Less a psychological thriller than a psychoanalytical one, Genealogies of a Crime (France, 1997) features Catherine Deneuve in dual roles, as both a criminal defence lawyer and also, in flashback, as the woman allegedly murdered by the lawyer’s latest client. Consider also that the murder victim is the client’s aunt and maternal influence, and that the young client closely resembles the lawyer’s recently deceased teenaged son, and suddenly this is a film rife with identity crises, role reversals and conflated characters. Add to this already convoluted narrative a pair of rival psychologists, one of whom was treating the victim with a controversial therapy at the time of her death, and the story becomes almost indecipherably confusing.
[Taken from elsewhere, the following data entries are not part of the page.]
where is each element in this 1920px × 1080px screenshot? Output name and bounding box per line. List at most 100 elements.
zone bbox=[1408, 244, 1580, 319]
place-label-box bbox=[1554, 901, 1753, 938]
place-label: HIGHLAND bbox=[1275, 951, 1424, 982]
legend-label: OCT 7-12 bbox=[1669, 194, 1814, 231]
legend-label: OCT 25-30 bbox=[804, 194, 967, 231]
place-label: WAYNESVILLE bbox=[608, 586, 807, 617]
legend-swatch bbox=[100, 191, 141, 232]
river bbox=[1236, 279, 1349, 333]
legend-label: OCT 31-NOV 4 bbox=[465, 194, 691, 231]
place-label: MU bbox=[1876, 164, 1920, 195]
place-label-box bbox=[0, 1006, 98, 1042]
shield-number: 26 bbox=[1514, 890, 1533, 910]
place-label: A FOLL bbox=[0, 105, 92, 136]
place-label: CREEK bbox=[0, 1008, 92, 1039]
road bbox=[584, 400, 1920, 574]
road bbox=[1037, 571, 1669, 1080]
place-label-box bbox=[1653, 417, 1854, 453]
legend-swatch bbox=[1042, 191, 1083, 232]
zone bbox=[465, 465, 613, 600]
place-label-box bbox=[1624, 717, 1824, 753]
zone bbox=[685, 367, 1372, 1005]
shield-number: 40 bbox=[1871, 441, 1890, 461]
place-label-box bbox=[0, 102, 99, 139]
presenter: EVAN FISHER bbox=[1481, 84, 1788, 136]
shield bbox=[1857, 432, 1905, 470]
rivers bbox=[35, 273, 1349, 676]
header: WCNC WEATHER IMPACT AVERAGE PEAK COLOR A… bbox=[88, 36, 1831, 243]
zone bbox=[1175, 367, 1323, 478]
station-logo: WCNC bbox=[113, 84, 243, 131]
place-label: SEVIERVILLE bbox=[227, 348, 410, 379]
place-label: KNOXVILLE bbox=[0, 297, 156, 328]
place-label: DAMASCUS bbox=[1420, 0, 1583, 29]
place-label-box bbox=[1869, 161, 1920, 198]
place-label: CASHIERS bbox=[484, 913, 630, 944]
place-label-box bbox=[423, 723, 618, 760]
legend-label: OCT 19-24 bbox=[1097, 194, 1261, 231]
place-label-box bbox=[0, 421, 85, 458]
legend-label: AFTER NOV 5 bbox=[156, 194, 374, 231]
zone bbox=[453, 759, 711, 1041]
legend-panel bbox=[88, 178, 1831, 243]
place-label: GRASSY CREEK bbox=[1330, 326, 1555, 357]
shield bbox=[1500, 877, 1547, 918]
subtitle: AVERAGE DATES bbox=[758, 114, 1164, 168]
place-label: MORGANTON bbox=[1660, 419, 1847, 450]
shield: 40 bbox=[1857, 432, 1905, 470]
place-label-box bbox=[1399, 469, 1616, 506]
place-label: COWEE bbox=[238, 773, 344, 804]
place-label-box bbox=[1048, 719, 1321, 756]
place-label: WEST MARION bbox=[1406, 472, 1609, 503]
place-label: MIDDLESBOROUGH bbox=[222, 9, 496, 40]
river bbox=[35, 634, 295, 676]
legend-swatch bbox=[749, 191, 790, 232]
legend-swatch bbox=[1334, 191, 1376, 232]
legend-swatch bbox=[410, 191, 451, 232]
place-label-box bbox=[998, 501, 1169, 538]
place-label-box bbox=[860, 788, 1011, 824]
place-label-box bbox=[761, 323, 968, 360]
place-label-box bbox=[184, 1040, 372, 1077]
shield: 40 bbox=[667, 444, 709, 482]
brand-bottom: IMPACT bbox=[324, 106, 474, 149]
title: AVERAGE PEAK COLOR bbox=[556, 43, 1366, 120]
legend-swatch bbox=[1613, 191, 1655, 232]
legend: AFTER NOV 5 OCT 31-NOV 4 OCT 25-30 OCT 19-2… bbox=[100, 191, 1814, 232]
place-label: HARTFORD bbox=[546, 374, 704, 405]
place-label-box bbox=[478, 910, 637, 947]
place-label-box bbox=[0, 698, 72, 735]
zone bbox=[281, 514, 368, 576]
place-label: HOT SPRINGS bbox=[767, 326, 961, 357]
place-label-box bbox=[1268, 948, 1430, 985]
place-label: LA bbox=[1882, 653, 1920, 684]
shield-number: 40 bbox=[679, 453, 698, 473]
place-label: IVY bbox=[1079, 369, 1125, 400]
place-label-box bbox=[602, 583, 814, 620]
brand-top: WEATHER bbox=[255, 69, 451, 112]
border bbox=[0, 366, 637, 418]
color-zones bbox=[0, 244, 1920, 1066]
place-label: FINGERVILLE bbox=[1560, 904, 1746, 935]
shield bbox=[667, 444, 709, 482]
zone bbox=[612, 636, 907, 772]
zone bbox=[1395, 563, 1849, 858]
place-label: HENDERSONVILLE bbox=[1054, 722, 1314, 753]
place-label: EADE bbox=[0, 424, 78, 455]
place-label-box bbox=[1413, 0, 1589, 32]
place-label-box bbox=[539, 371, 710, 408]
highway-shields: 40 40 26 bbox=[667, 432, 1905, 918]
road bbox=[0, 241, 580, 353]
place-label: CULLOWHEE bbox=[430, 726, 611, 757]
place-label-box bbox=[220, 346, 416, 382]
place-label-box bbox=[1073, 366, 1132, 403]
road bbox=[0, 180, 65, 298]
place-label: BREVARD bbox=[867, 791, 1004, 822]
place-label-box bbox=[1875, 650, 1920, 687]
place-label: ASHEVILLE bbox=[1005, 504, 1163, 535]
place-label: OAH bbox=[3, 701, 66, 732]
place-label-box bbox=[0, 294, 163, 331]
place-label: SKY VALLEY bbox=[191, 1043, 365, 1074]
Somehow, acclaimed, Chilean-born, avant-garde filmmaker Raul Ruiz nearly directs his way out of this mess. Along the way, he manages to compellingly explore themes of identity, madness and even the old philosophical bugbears of free will and determinism, but he’s ultimately mired in his infuriatingly elaborate plot.

Apparently, Genealogies of a Crime is based on a very bizarre true crime story. Nevertheless, a background in 17th century philosophy (there are characters named after both René Descartes and Blaise Pascal), as well as a thorough understanding of modern and contemporary psychoanalysis, might make the film seem more intriguingly complex rather than merely muddled and obtuse.

Now, if narrative cinema has grown too confused or, as is more often the case, just plain boring, better have a look at Hiroshi Teshigahara’s Antonio Gaudi. It’s a 1984 documentary, newly available on video, offering a comprehensive cinematic exploration of the major works of Barcelona’s most famous architect. Without the intrusiveness of narration or commentary, Teshigahara’s camera floats and glides, cranes and dollies, over and around Gaudi’s façades, interiors, sculptures, mosaics and fountains. The visuals revel in the enchanting contoured beauty of these fantastic, organic structures as Toru Takemitsu’s alternately eerie and playful score draws the viewer toward a deeper understanding of Gaudi’s eccentric imagination.

In the latter part of the last century and the early part of this one, Gaudi designed and constructed some of Barcelona’s weirdest and most well known monuments and landmarks. Edifices at once despised and admired by the city’s inhabitants, labeled by turns modernist and neo-gothic, lunatic and genius, Gaudi’s works are still virtually unclassifiable, as they belong to no one particular artistic or architectural movement. This film provides an impressively atmospheric introduction to Gaudi, and everything here is shown in vivid, polychromatic glory.

There’s the elevated Guell Park, and its curving mosaic bench, replete with Sunday afternoon revelers, including the one little girl who roller-skates fluidly around the park’s columnar supports. Next we have the strange, dragon-like Casa Mila, with its scaly shingles and bony façade. Finally, here are the intimidating spires of the Temple of the Sagrada Familia; Gaudi devoted 43 years of his life to the construction of this immense cathedral, but to this day it looms, unfinished, over Barcelona.

An irascible iconoclast, Gaudi’s influence on other artists of this century is undeniable. He is often held to be the original Surrealist, championed by Salvador Dali and revered by hundreds more. Certainly, this documentary is worth at least one viewing, if only to witness the sculpted steel Dragon Gate at the Palau Guell and the spiny spiral staircase at Casa Mila, and then to wonder just how great a debt one of cinema’s most terrifying monsters, H.R. Giger’s alien, owes to this unparalleled master.